Musée d'art Roger-Quilliot
Au cœur du quartier historique de Montferrand, il occupe l’ancien couvent des ursulines
Datant des XVIIe et XVIIIe siècles, il a été rénové, restructuré par les architectes Adrien Fainsilber et Claude Gaillard afin d’accueillir, des 1992, les collections de beaux-arts de la ville de Clermont-Ferrand. Près de 2 000 œuvres – peintures, sculptures, mobiliers, objets d’art – sont présentées de façon synthétique le long d’un parcours chronologique brossant un panorama de l’art occidental, du Moyen Âge à nos jours. L’aspect extérieur du musée a conservé son esprit classique. Le parti architectural choisi à l’intérieur privilégie, quant à lui, un jeu de lumière et d’espace contemporain. L’accueil ouvre sur un atrium, conçu par Peter Rice, autour duquel s’organisent trois niveaux d’exposition desservis par des rampes douces.
Du Moyen Âge au XVIIIe
La période médiévale offre au regard de magnifiques pièces. Parmi celles-ci, on remarque les Vierges en majesté auvergnates, la peinture sur bois Les abbés d’Ennezat ainsi que des pièces d’orfèvrerie en émail champlevé. La salle Renaissance - de La Crucifixion attribuée au maître Engebrechtsz, du mobilier Henri II aux sculptures de Léonard Sarson – illustre parfaitement l’esprit synthétique du musée.Au centre du premier espace consacré au XVIIe siècle, une série de douze peintures conçues pour le château d’Effiat raconte le « cycle du Roland Furieux » d’après le roman de l’Arioste.

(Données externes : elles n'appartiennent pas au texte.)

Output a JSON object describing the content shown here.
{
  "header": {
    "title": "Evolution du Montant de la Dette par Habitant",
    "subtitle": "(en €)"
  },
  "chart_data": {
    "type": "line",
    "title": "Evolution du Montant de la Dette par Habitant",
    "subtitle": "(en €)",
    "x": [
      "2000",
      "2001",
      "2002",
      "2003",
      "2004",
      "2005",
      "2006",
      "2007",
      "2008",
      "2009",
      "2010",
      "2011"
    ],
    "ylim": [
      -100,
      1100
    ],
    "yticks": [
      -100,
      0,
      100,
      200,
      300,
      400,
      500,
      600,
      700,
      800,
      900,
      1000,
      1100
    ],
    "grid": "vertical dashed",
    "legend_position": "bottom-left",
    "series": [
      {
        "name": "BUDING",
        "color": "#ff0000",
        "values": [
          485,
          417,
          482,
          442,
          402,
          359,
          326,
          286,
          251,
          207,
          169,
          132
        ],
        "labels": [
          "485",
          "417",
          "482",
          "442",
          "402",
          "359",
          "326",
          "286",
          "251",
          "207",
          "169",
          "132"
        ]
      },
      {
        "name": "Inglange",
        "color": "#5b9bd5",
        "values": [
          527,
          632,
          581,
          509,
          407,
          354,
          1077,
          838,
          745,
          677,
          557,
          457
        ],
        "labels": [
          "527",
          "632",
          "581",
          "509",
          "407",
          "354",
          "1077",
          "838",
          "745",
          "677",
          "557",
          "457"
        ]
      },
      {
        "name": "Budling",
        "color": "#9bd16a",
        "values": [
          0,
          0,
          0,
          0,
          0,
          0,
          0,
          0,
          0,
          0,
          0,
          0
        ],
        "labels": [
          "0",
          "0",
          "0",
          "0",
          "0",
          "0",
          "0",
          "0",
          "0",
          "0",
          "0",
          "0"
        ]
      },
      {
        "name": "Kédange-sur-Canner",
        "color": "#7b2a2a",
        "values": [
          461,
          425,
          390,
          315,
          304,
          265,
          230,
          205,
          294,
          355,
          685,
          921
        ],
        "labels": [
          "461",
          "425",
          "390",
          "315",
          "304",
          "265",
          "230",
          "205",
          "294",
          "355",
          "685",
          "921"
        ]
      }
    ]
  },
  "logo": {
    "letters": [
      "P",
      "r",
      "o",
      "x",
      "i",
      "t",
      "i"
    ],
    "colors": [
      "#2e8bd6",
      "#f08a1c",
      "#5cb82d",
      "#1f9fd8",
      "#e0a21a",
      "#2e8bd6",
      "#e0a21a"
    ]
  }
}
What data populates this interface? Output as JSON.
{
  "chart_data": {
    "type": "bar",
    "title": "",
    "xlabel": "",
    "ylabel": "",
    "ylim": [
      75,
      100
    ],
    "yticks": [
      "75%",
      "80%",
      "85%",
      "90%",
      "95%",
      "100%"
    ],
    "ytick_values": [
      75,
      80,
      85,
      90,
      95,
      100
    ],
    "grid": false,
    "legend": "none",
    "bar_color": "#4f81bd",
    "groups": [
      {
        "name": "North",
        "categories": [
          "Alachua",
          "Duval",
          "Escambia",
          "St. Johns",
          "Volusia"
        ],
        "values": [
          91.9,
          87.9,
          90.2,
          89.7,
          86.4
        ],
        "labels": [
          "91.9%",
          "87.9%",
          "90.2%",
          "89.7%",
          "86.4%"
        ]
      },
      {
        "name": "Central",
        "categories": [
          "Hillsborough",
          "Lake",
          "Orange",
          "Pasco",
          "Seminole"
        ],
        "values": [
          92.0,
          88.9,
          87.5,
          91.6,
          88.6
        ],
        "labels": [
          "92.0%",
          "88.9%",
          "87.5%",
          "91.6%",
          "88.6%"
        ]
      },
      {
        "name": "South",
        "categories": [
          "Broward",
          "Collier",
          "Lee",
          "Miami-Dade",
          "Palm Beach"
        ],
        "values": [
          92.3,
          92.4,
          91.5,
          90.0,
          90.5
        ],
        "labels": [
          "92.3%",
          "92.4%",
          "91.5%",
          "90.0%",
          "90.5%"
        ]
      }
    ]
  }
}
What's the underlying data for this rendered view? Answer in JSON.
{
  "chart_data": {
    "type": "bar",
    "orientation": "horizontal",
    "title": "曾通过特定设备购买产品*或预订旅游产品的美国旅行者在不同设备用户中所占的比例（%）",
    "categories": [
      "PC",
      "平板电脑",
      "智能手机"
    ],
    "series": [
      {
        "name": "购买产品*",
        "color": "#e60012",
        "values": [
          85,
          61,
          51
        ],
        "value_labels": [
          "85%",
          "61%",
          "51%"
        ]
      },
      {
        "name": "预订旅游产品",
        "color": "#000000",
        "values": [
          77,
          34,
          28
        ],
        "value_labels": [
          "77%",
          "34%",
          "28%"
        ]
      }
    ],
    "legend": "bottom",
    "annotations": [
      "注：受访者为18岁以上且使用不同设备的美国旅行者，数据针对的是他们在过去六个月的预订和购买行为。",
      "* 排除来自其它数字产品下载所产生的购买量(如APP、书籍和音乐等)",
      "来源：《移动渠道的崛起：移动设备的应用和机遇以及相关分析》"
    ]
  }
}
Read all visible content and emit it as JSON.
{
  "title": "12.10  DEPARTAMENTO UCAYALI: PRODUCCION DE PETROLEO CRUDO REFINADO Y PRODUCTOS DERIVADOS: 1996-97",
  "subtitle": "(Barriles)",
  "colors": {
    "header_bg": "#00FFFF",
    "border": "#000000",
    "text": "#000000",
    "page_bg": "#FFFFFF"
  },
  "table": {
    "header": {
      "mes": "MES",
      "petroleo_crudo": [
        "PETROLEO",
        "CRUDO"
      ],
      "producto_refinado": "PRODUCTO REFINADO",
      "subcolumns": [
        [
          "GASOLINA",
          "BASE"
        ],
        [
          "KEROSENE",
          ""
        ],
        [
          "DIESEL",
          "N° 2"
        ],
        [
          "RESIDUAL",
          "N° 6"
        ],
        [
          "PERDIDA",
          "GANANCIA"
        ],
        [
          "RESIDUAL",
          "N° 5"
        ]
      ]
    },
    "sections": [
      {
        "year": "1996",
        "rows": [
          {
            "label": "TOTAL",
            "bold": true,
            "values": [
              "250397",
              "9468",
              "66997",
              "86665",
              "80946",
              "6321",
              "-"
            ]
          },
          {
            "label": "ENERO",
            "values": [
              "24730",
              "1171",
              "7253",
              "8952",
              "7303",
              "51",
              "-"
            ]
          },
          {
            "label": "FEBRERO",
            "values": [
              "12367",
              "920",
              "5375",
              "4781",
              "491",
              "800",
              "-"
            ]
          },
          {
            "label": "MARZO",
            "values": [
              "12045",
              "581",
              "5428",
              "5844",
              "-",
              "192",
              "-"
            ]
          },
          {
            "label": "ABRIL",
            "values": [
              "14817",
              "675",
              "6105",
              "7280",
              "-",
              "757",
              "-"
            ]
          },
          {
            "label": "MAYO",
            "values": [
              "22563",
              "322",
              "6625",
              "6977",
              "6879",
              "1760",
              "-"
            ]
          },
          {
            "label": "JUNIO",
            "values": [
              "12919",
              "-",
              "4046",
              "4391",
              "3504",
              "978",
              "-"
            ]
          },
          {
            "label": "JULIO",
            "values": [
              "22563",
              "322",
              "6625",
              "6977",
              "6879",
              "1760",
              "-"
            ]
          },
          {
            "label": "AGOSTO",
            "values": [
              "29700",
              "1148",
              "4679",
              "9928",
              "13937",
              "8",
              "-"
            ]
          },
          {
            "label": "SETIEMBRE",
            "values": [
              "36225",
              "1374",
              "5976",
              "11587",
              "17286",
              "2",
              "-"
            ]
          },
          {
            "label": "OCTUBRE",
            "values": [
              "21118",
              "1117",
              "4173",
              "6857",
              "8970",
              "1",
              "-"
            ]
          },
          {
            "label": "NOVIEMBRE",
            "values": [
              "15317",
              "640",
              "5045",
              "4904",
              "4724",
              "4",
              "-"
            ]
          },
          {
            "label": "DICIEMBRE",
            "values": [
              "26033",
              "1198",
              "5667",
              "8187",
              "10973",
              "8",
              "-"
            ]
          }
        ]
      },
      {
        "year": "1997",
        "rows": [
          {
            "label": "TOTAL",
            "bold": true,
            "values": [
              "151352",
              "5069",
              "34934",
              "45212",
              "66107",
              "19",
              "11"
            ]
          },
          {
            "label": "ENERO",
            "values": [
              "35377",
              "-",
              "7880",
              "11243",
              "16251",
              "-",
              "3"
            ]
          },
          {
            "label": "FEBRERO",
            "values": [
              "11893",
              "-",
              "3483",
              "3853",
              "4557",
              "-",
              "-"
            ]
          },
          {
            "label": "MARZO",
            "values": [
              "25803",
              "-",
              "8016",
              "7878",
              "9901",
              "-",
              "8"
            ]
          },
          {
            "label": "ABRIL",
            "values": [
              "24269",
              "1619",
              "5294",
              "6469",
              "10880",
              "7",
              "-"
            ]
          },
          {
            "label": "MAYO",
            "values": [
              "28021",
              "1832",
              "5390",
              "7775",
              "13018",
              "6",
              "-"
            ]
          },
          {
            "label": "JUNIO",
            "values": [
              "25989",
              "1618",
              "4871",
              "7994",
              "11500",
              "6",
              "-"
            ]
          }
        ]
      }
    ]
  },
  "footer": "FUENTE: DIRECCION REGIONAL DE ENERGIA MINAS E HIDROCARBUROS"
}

Sur le même niveau, sont exposées des œuvres de l’école française classique, des toiles de Philippe de Champaigne, des peintures religieuses dont La Vierge à l’enfant de Jacques Blanchard ainsi que des tableaux de provenances italienne et des écoles du Nord.Le XVIIIe siècle propose, notamment, Le portrait de Louis XVI peint par Antoine Callet, Les lavandières de François Boucher et une sculpture en terre cuite d’Augustin Pajou représentant l’illustre Clermontois Blaise Pascal…
Arts du XIXe siècle
Des peintres originaires de la région, Thomas Degeorge, Prosper Marilhat, côtoient, en particulier, le chef-d’œuvre monumental de Théodore Chassériau, La défense des Gaules, dont plusieurs esquisses sont montrées.Figure emblématique de l’histoire, Vercingétorix a aussi été immortalisé par Frédéric-Auguste Bartholdi.Une salle permet également d’évoquer un des mouvements artistiques de cette époque, l’impressionnisme, à travers des toiles d’André Lebourg, d’Armand Guillaumin.Les sculpteurs ne sont pas oubliés. Le bronze de Camille Claudel représentant le buste de Louise, sa sœur cadette, est une illustration remarquable de leur travail.
Collection Combe
Afin d’exposer l’art du XXe siècle et d’accueillir une partie de la collection de Simone et Maurice Combe, marchands d’art et collectionneurs auvergnats, une extension a été réalisée, en sous-sol, sur deux niveaux circulaires.La rotonde supérieure abrite un florilège de cette collection d’art moderne. Son organisation thématique permet d’approcher les témoignages de peintres figuratifs des années 1920‑1930 avec Marie Laurencin aux années 1950‑1970 avec Bernard Buffet, Jean Jansem, Jean Fautrier, Paul Rebeyrolle, Marcel Gromaire…
Le niveau inférieur accueille un fonds d’art contemporain en cours de constitution. Il présente des artistes, d’Édouard Pignon à Nils Udo, travaillant au renouvellement des notions de paysage et d’environnement.